You can see how that would have irritated him. Hand pumps imply cask-conditioned real ale, and the people who drink that are exceptionally mild-mannered. This, according to Protz, is "because the hop is a close cousin of the cannabis plant". India Pale Ale, for example, is a very hoppy beer originally manufactured to be sent out to the British in India, where it met many complaints that it was too soporific. Lager, says Protz, is often a different matter. It is frequently stronger than ale - extra amounts of malt sugar having been added - and there may be chemicals and stabilisers involved that can affect behaviour. One famous brand of lager is known as "the wife-beater" (ie Stella Artois- which the Belgians see as the lowest of the low when it comes to beer).

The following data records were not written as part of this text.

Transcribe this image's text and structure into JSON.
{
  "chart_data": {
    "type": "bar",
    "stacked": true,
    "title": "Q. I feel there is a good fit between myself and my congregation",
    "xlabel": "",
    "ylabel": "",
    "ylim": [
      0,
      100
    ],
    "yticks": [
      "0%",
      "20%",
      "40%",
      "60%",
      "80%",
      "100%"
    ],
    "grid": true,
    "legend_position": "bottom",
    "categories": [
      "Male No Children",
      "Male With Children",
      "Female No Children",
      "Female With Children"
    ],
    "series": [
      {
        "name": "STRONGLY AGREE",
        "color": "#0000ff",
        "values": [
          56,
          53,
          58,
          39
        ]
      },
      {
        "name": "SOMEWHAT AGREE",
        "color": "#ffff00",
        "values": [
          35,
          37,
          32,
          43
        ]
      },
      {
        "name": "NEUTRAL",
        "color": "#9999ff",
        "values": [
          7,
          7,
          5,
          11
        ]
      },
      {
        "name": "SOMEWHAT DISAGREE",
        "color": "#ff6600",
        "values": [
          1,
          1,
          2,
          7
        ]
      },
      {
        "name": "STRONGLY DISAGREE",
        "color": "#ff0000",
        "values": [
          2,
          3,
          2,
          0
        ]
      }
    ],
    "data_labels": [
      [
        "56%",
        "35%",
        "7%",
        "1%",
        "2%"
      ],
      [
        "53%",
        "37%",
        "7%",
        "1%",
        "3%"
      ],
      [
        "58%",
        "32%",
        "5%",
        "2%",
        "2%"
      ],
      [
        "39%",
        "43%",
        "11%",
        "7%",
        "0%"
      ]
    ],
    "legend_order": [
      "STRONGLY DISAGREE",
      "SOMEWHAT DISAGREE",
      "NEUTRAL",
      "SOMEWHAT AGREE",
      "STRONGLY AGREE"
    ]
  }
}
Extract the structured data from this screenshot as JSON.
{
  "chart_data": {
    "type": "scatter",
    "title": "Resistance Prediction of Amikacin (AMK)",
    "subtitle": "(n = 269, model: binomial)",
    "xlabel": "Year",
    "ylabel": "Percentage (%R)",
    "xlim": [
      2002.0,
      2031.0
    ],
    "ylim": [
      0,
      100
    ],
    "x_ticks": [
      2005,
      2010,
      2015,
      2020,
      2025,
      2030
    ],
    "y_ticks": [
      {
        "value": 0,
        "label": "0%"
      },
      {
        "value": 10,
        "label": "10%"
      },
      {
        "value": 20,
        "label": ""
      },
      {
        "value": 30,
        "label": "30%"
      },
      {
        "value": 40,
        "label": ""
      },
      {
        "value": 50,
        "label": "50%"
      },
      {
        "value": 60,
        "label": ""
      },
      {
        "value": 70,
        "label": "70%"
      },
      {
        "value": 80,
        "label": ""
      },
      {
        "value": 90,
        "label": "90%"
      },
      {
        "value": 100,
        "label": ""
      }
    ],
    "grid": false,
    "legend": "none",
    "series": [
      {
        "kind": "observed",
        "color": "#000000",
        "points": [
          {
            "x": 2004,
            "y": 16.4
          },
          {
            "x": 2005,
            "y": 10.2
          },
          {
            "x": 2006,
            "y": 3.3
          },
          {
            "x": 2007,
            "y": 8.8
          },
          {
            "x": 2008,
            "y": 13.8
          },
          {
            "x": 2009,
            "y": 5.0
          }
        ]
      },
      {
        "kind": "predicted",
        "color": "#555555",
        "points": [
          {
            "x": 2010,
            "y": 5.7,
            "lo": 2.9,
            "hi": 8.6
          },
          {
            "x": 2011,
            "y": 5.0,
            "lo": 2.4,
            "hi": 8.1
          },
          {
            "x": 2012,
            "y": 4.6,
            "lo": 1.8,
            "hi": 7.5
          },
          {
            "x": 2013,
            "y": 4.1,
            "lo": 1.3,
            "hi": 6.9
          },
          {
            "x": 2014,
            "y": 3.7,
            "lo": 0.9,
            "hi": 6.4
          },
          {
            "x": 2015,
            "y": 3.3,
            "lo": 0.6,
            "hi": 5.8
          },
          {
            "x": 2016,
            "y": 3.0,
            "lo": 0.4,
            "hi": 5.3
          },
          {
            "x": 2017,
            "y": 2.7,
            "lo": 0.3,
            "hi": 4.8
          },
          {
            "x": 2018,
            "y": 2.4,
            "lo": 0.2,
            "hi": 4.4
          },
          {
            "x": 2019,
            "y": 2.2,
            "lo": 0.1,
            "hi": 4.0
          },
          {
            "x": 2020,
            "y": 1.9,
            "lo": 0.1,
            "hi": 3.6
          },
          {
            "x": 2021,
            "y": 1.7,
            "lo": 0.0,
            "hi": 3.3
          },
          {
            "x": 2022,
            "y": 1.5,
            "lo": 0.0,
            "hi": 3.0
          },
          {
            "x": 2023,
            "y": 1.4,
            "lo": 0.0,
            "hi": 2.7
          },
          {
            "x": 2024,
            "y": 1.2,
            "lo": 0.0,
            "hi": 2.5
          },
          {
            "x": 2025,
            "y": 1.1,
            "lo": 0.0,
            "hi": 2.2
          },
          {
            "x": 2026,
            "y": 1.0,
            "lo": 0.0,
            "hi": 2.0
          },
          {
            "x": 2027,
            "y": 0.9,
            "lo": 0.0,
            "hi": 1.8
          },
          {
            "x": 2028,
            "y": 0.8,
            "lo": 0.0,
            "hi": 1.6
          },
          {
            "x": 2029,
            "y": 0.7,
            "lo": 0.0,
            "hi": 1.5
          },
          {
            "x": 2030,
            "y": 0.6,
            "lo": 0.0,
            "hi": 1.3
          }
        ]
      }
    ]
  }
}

Who, by contrast, has ever been beaten up by a member of the Campaign for Real Ale? It would be about as likely as being murdered by a geography teacher. Yet still, it would be a socially confident person who went along to a middle-class dinner party with bottles of beer instead of wine. Protz has done it. "Beer is just as good an accompaniment to - or ingredient of - food as wine," he says, and his book includes recipes such as one for "beer, bubble and squeak", which could be summarised as: 1) Make bubble and squeak. 2) Pour beer on top. But it does work. I know because I've tried it.

The brewers Greene King have started producing a beer in receptacles resembling wine bottles, and marketed as "a beer to dine for" (which I had once with a meal- terrible!). I can imagine the enlightened and progressive tone of the gatherings at which this is served. Anyone turning up who had dropped into a pub on the way would not be afraid to say so, whereas one never likes to admit that when going to a wine-oriented dinner party. It's like saying: "Sorry I'm late. I've just been having sex with a prostitute." There'd be no snobbish references to people's beer guts. Instead, the talk would be of "wine-guts"; any loutish men mentioned would be castigated not as "beer monsters", but "wine monsters".

A whole alternative middle-class world opens up, one freed of the deference and insecurity brought on by even a bottle of Jacob's Creek; one in which people attend cheese-and-beer parties, go on beer-tasting holidays, join beer clubs, speak happily
of "days of beer and roses". It would be a better place, I think.